Events from the year 1833 in Scotland.

== Incumbents ==
=== Law officers ===
- Lord Advocate – Francis Jeffrey
- Solicitor General for Scotland – Henry Cockburn

=== Judiciary ===
- Lord President of the Court of Session – Lord Granton
- Lord Justice General – The Duke of Montrose
- Lord Justice Clerk – Lord Boyle

== Events ==
- 16 March – at an auction of the art collection of John Clerk, Lord Eldin (died 1832) at his home in Picardy Place, Edinburgh, the floor collapses, killing the banker Alexander Smith.
- April – Glasgow Necropolis opened.
- 10 April – St Peter's RC Primary School, Aberdeen, founded.
- 28 August –– the Slavery Abolition Act receives royal assent, abolishing slavery in most of the British Empire.
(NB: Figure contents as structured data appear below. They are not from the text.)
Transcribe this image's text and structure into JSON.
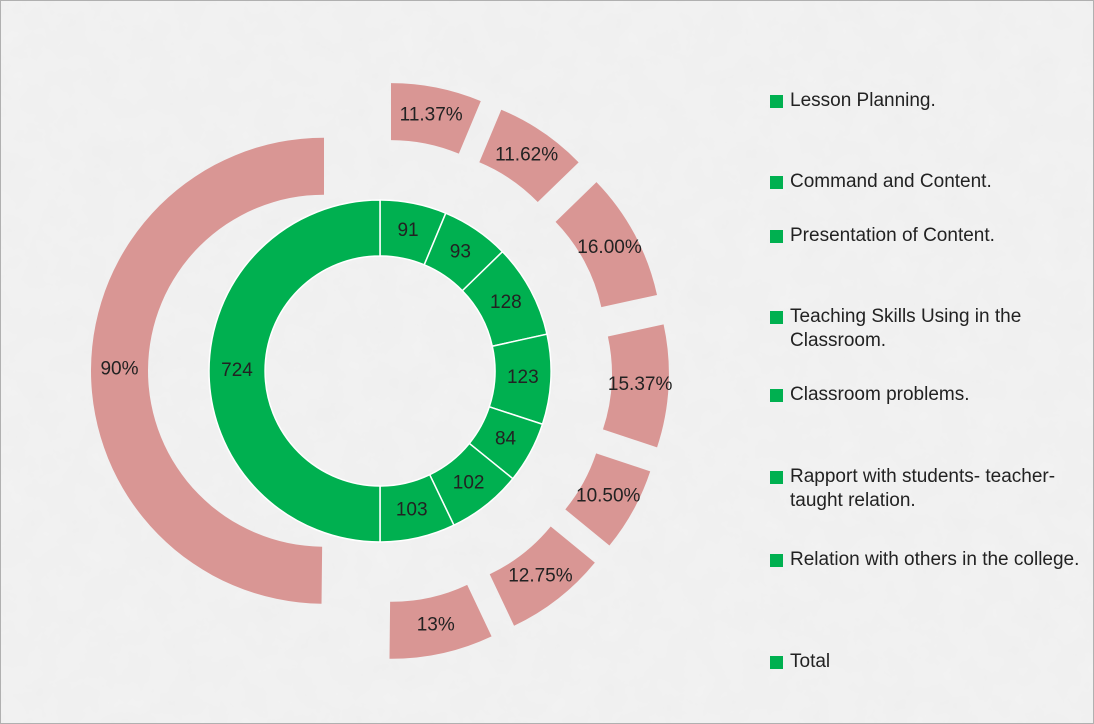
{
  "chart_data": {
    "type": "doughnut",
    "categories": [
      "Lesson Planning.",
      "Command and Content.",
      "Presentation of Content.",
      "Teaching Skills Using in the Classroom.",
      "Classroom problems.",
      "Rapport with students- teacher- taught relation.",
      "Relation with others in the college.",
      "Total"
    ],
    "legend_color": "#00b050",
    "series": [
      {
        "color": "#00b050",
        "values": [
          91,
          93,
          128,
          123,
          84,
          102,
          103,
          724
        ]
      },
      {
        "color": "#d99694",
        "values": [
          11.37,
          11.62,
          16,
          15.37,
          10.5,
          12.75,
          13,
          90
        ],
        "value_labels": [
          "11.37%",
          "11.62%",
          "16.00%",
          "15.37%",
          "10.50%",
          "12.75%",
          "13%",
          "90%"
        ]
      }
    ]
  }
}
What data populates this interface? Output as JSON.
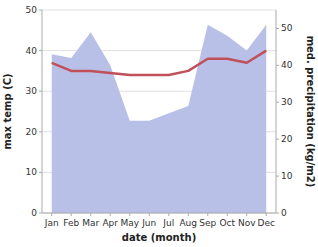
{
  "chart_data": {
    "type": "line",
    "categories": [
      "Jan",
      "Feb",
      "Mar",
      "Apr",
      "May",
      "Jun",
      "Jul",
      "Aug",
      "Sep",
      "Oct",
      "Nov",
      "Dec"
    ],
    "xlabel": "date (month)",
    "ylabel": "max temp (C)",
    "y2label": "med. precipitation (kg/m2)",
    "series": [
      {
        "type": "area",
        "axis": "y2",
        "color": "#b8c0e8",
        "values": [
          43,
          42,
          49,
          40,
          25,
          25,
          27,
          29,
          51,
          48,
          44,
          51
        ]
      },
      {
        "type": "line",
        "color": "#c0505a",
        "values": [
          37,
          35,
          35,
          34.5,
          34,
          34,
          34,
          35,
          38,
          38,
          37,
          40
        ]
      }
    ],
    "ylim": [
      0,
      50
    ],
    "yticks": [
      0,
      10,
      20,
      30,
      40,
      50
    ],
    "y2lim": [
      0,
      55
    ],
    "y2ticks": [
      0,
      10,
      20,
      30,
      40,
      50
    ],
    "grid": true
  }
}
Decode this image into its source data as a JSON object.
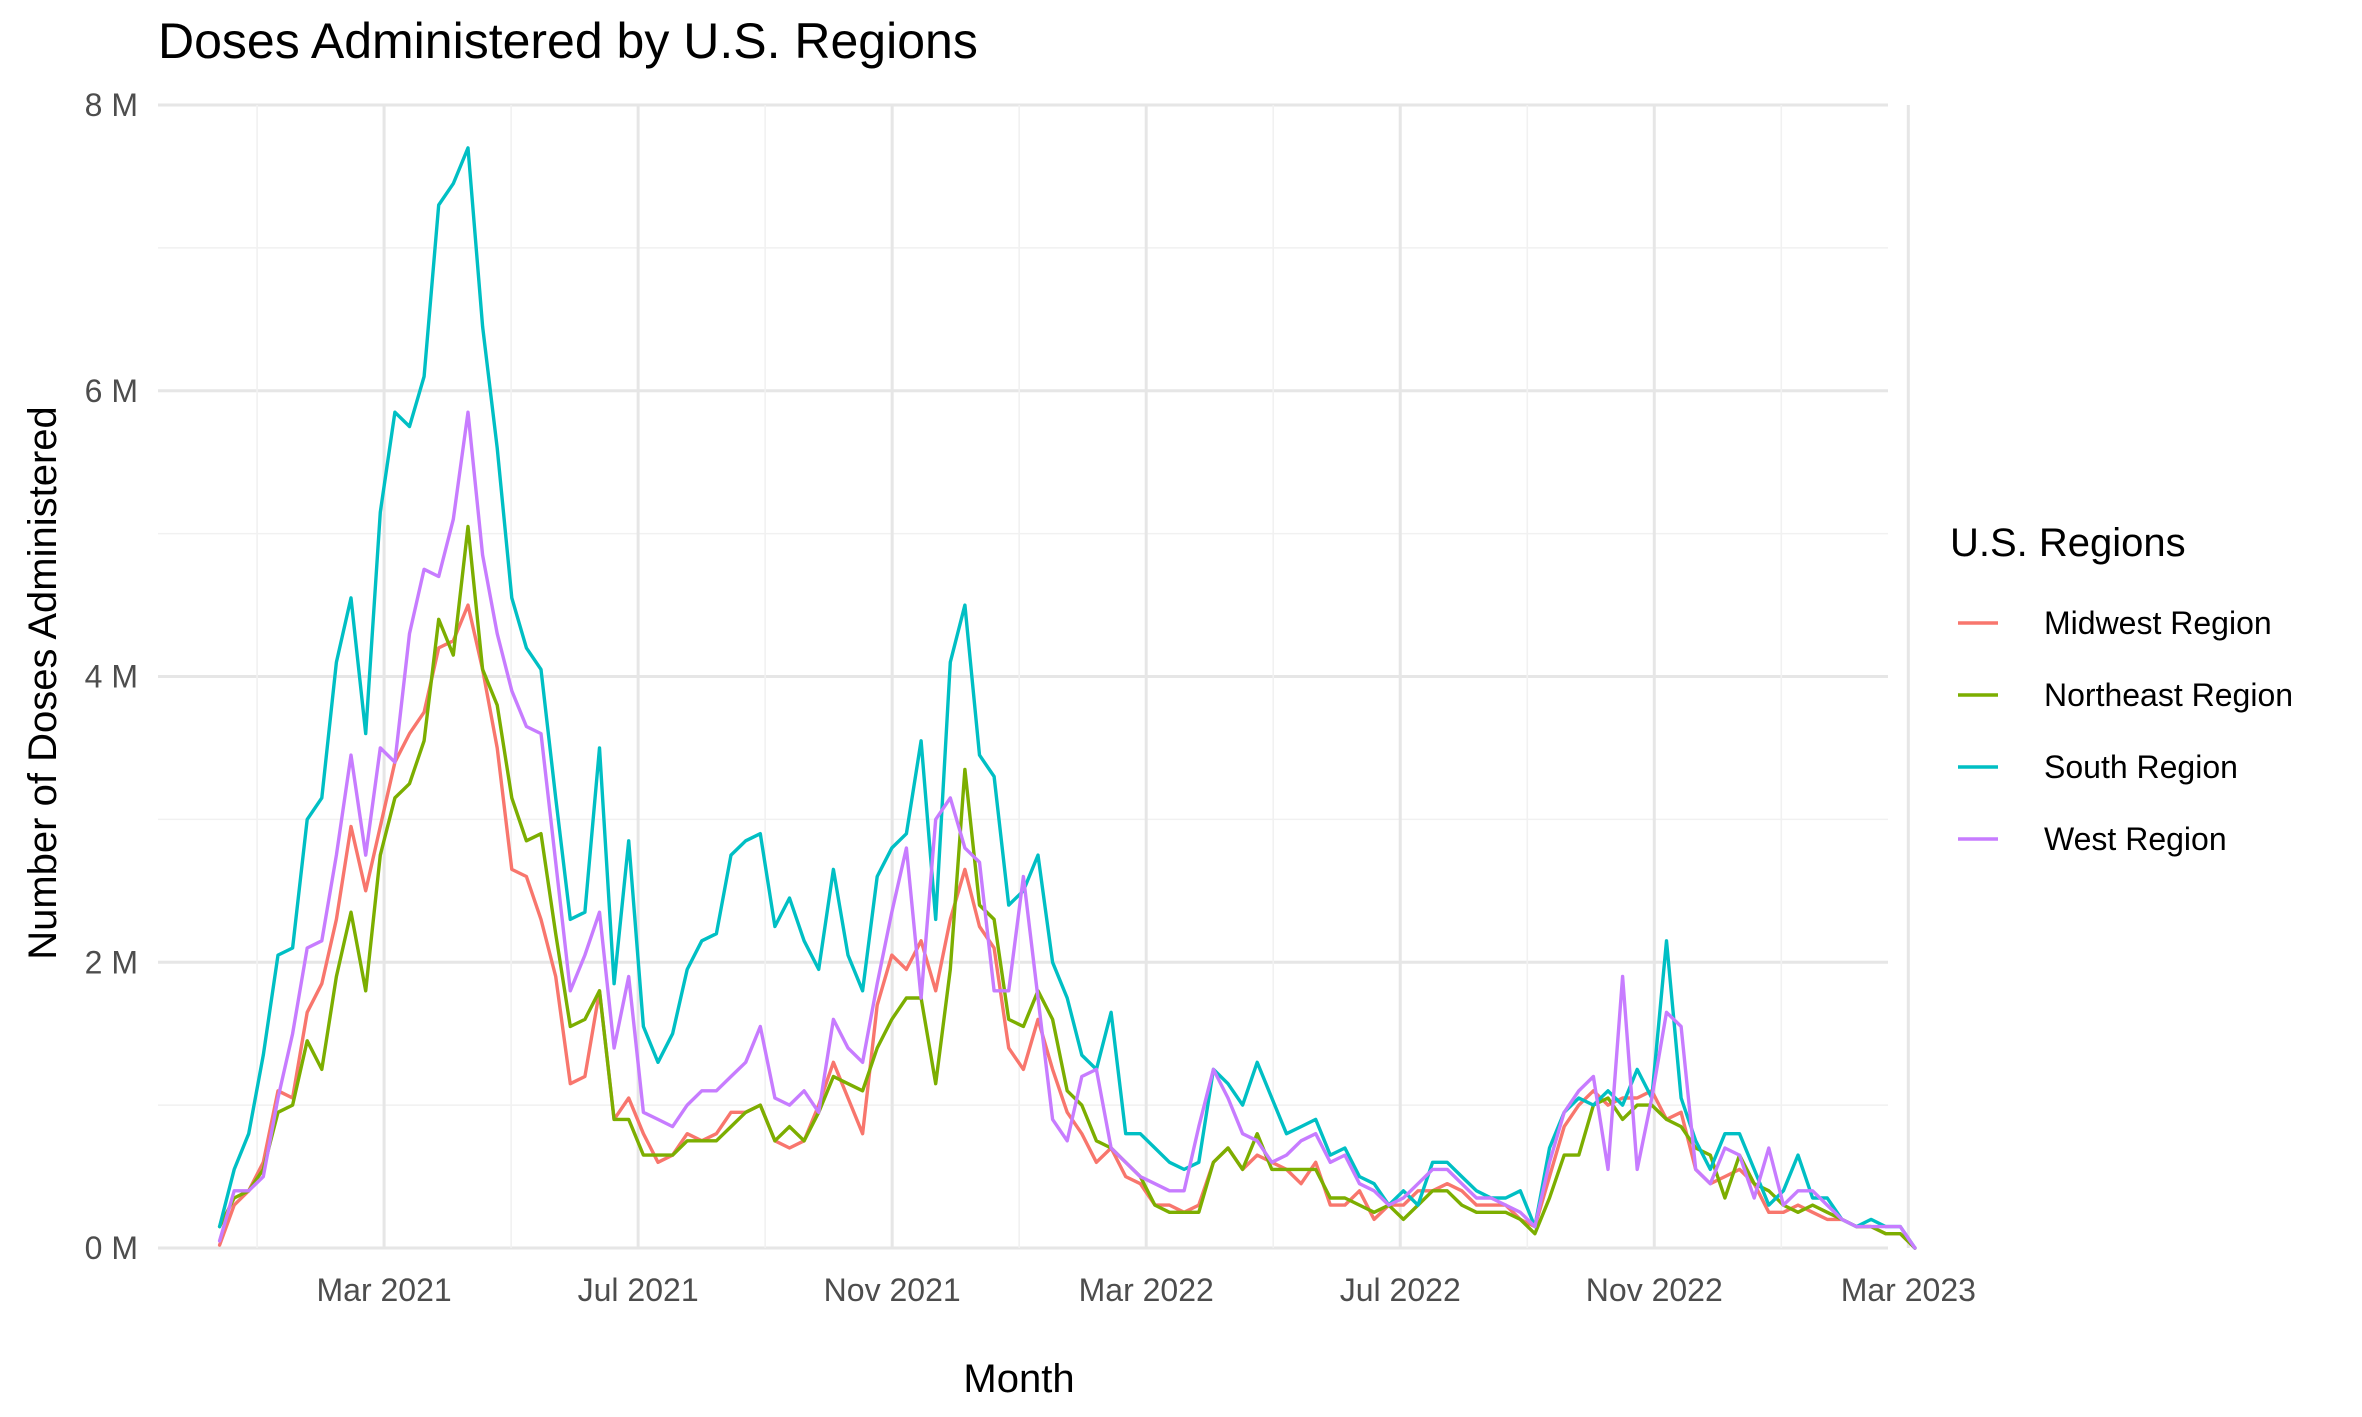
{
  "chart_data": {
    "type": "line",
    "title": "Doses Administered by U.S. Regions",
    "xlabel": "Month",
    "ylabel": "Number of Doses Administered",
    "x_tick_labels": [
      "Mar 2021",
      "Jul 2021",
      "Nov 2021",
      "Mar 2022",
      "Jul 2022",
      "Nov 2022",
      "Mar 2023"
    ],
    "y_tick_labels": [
      "0 M",
      "2 M",
      "4 M",
      "6 M",
      "8 M"
    ],
    "y_ticks": [
      0,
      2,
      4,
      6,
      8
    ],
    "ylim": [
      0,
      8
    ],
    "xlim_months": [
      2020.87,
      2023.14
    ],
    "y_unit": "millions of doses",
    "grid": true,
    "legend_title": "U.S. Regions",
    "legend_position": "right",
    "series": [
      {
        "name": "Midwest Region",
        "color": "#F8766D",
        "x_start": "2020-12-14",
        "x_step_days": 7,
        "values": [
          0.02,
          0.3,
          0.4,
          0.6,
          1.1,
          1.05,
          1.65,
          1.85,
          2.3,
          2.95,
          2.5,
          2.95,
          3.4,
          3.6,
          3.75,
          4.2,
          4.25,
          4.5,
          4.05,
          3.5,
          2.65,
          2.6,
          2.3,
          1.9,
          1.15,
          1.2,
          1.8,
          0.9,
          1.05,
          0.8,
          0.6,
          0.65,
          0.8,
          0.75,
          0.8,
          0.95,
          0.95,
          1.0,
          0.75,
          0.7,
          0.75,
          1.0,
          1.3,
          1.05,
          0.8,
          1.7,
          2.05,
          1.95,
          2.15,
          1.8,
          2.3,
          2.65,
          2.25,
          2.1,
          1.4,
          1.25,
          1.6,
          1.25,
          0.95,
          0.8,
          0.6,
          0.7,
          0.5,
          0.45,
          0.3,
          0.3,
          0.25,
          0.3,
          0.6,
          0.7,
          0.55,
          0.65,
          0.6,
          0.55,
          0.45,
          0.6,
          0.3,
          0.3,
          0.4,
          0.2,
          0.3,
          0.3,
          0.4,
          0.4,
          0.45,
          0.4,
          0.3,
          0.3,
          0.3,
          0.2,
          0.15,
          0.5,
          0.85,
          1.0,
          1.1,
          1.0,
          1.05,
          1.05,
          1.1,
          0.9,
          0.95,
          0.55,
          0.45,
          0.5,
          0.55,
          0.45,
          0.25,
          0.25,
          0.3,
          0.25,
          0.2,
          0.2,
          0.15,
          0.15,
          0.1,
          0.1,
          0.0
        ]
      },
      {
        "name": "Northeast Region",
        "color": "#7CAE00",
        "x_start": "2020-12-14",
        "x_step_days": 7,
        "values": [
          0.15,
          0.35,
          0.4,
          0.55,
          0.95,
          1.0,
          1.45,
          1.25,
          1.9,
          2.35,
          1.8,
          2.75,
          3.15,
          3.25,
          3.55,
          4.4,
          4.15,
          5.05,
          4.05,
          3.8,
          3.15,
          2.85,
          2.9,
          2.2,
          1.55,
          1.6,
          1.8,
          0.9,
          0.9,
          0.65,
          0.65,
          0.65,
          0.75,
          0.75,
          0.75,
          0.85,
          0.95,
          1.0,
          0.75,
          0.85,
          0.75,
          0.95,
          1.2,
          1.15,
          1.1,
          1.4,
          1.6,
          1.75,
          1.75,
          1.15,
          1.95,
          3.35,
          2.4,
          2.3,
          1.6,
          1.55,
          1.8,
          1.6,
          1.1,
          1.0,
          0.75,
          0.7,
          0.6,
          0.5,
          0.3,
          0.25,
          0.25,
          0.25,
          0.6,
          0.7,
          0.55,
          0.8,
          0.55,
          0.55,
          0.55,
          0.55,
          0.35,
          0.35,
          0.3,
          0.25,
          0.3,
          0.2,
          0.3,
          0.4,
          0.4,
          0.3,
          0.25,
          0.25,
          0.25,
          0.2,
          0.1,
          0.35,
          0.65,
          0.65,
          1.0,
          1.05,
          0.9,
          1.0,
          1.0,
          0.9,
          0.85,
          0.7,
          0.65,
          0.35,
          0.65,
          0.45,
          0.4,
          0.3,
          0.25,
          0.3,
          0.25,
          0.2,
          0.15,
          0.15,
          0.1,
          0.1,
          0.0
        ]
      },
      {
        "name": "South Region",
        "color": "#00BFC4",
        "x_start": "2020-12-14",
        "x_step_days": 7,
        "values": [
          0.15,
          0.55,
          0.8,
          1.35,
          2.05,
          2.1,
          3.0,
          3.15,
          4.1,
          4.55,
          3.6,
          5.15,
          5.85,
          5.75,
          6.1,
          7.3,
          7.45,
          7.7,
          6.45,
          5.6,
          4.55,
          4.2,
          4.05,
          3.15,
          2.3,
          2.35,
          3.5,
          1.85,
          2.85,
          1.55,
          1.3,
          1.5,
          1.95,
          2.15,
          2.2,
          2.75,
          2.85,
          2.9,
          2.25,
          2.45,
          2.15,
          1.95,
          2.65,
          2.05,
          1.8,
          2.6,
          2.8,
          2.9,
          3.55,
          2.3,
          4.1,
          4.5,
          3.45,
          3.3,
          2.4,
          2.5,
          2.75,
          2.0,
          1.75,
          1.35,
          1.25,
          1.65,
          0.8,
          0.8,
          0.7,
          0.6,
          0.55,
          0.6,
          1.25,
          1.15,
          1.0,
          1.3,
          1.05,
          0.8,
          0.85,
          0.9,
          0.65,
          0.7,
          0.5,
          0.45,
          0.3,
          0.4,
          0.3,
          0.6,
          0.6,
          0.5,
          0.4,
          0.35,
          0.35,
          0.4,
          0.15,
          0.7,
          0.95,
          1.05,
          1.0,
          1.1,
          1.0,
          1.25,
          1.05,
          2.15,
          1.05,
          0.75,
          0.55,
          0.8,
          0.8,
          0.55,
          0.3,
          0.4,
          0.65,
          0.35,
          0.35,
          0.2,
          0.15,
          0.2,
          0.15,
          0.15,
          0.0
        ]
      },
      {
        "name": "West Region",
        "color": "#C77CFF",
        "x_start": "2020-12-14",
        "x_step_days": 7,
        "values": [
          0.05,
          0.4,
          0.4,
          0.5,
          1.05,
          1.5,
          2.1,
          2.15,
          2.75,
          3.45,
          2.75,
          3.5,
          3.4,
          4.3,
          4.75,
          4.7,
          5.1,
          5.85,
          4.85,
          4.3,
          3.9,
          3.65,
          3.6,
          2.7,
          1.8,
          2.05,
          2.35,
          1.4,
          1.9,
          0.95,
          0.9,
          0.85,
          1.0,
          1.1,
          1.1,
          1.2,
          1.3,
          1.55,
          1.05,
          1.0,
          1.1,
          0.95,
          1.6,
          1.4,
          1.3,
          1.85,
          2.35,
          2.8,
          1.75,
          3.0,
          3.15,
          2.8,
          2.7,
          1.8,
          1.8,
          2.6,
          1.75,
          0.9,
          0.75,
          1.2,
          1.25,
          0.7,
          0.6,
          0.5,
          0.45,
          0.4,
          0.4,
          0.85,
          1.25,
          1.05,
          0.8,
          0.75,
          0.6,
          0.65,
          0.75,
          0.8,
          0.6,
          0.65,
          0.45,
          0.4,
          0.3,
          0.35,
          0.45,
          0.55,
          0.55,
          0.45,
          0.35,
          0.35,
          0.3,
          0.25,
          0.15,
          0.6,
          0.95,
          1.1,
          1.2,
          0.55,
          1.9,
          0.55,
          1.05,
          1.65,
          1.55,
          0.55,
          0.45,
          0.7,
          0.65,
          0.35,
          0.7,
          0.3,
          0.4,
          0.4,
          0.3,
          0.2,
          0.15,
          0.15,
          0.15,
          0.15,
          0.0
        ]
      }
    ]
  }
}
A £20 million fund is established to compensate slaveowners, many of whom are in Scotland.
- 7 October – the Edinburgh Emancipation Society, Edinburgh Ladies' Emancipation Society, Glasgow Emancipation Society and Glasgow Ladies' Emancipation Society are formed in support of abolitionism.
- 30 October – Edinburgh Town Council first allows newspaper reporters to attend its meetings.
- Burgh Police (Scotland) Act permits burghs to establish themselves as police burghs, having powers to provide policing and to pave and light streets.
- Glengoyne distillery is established as the Burnfoot distillery by George Connell on the Highland line near Dumgoyne.
- John Menzies is established as a newsagent in Edinburgh.
- Madras College is established in St Andrews by merger of the grammar and English schools under the bequest of locally-born educationalist Rev. Dr. Andrew Bell (died 1832), promoter of the 'Madras system' of education.
- Chemist Thomas Graham proposes Graham's law.
- Statue of William Pitt the Younger (died 1806) erected in George Street, Edinburgh.
- The Royal Perth Golfing Society gains its royal patronage.

== Births ==
- 1 January – Robert Lawson, architect (died 1902 in New Zealand)
- 24 February – William Howie Wylie, journalist and Baptist (died 1891)
- 20 March – Daniel Dunglas Home, medium (died 1886 in France)
- 16 April – John Malcolm, 1st Baron Malcolm, soldier and politician (died 1902 in France)
- 22 April – John Waldie, politician in Ontario (died 1907 in Canada)
- 16 July – Donald Reid, landowner, businessman and politician in Otago (died 1919 in New Zealand)
- 26 July – Alexander Henry Rhind, antiquarian and Egyptologist (died 1863 in Italy)
- 12 August – Aylmer Cameron, soldier, recipient of the Victoria Cross (died 1909 in England)
- 12 November – George Paul Chalmers, painter (killed 1878)
- 14 December – Alexander Young, mechanical engineer and government official in Hawaii (died 1910 in Honolulu)

== Deaths ==
- 3 May – James Bell, geographical writer (born 1769)
- 29 May – William Marshall, fiddle player and composer (born 1748)
- August – Andrew Cochrane-Johnstone, soldier, colonial governor and fraudster (born 1767; died in France)
- 10 October – Thomas Atkinson, poet, bookseller and politician (born c.1801; died at sea)
- 11 November – James Grant, naval officer (born 1772; died in France)
- 30 November – William Bannatyne, Lord Bannatyne, lawyer and antiquarian (born 1743)

==The arts==
- May – the final revised edition of The Poetical Works of Sir Walter Scott, Bart, edited by Scott's son-in-law J. G. Lockhart, begins publication.
- Allan Cunningham's poem The Maid of Elvar is published.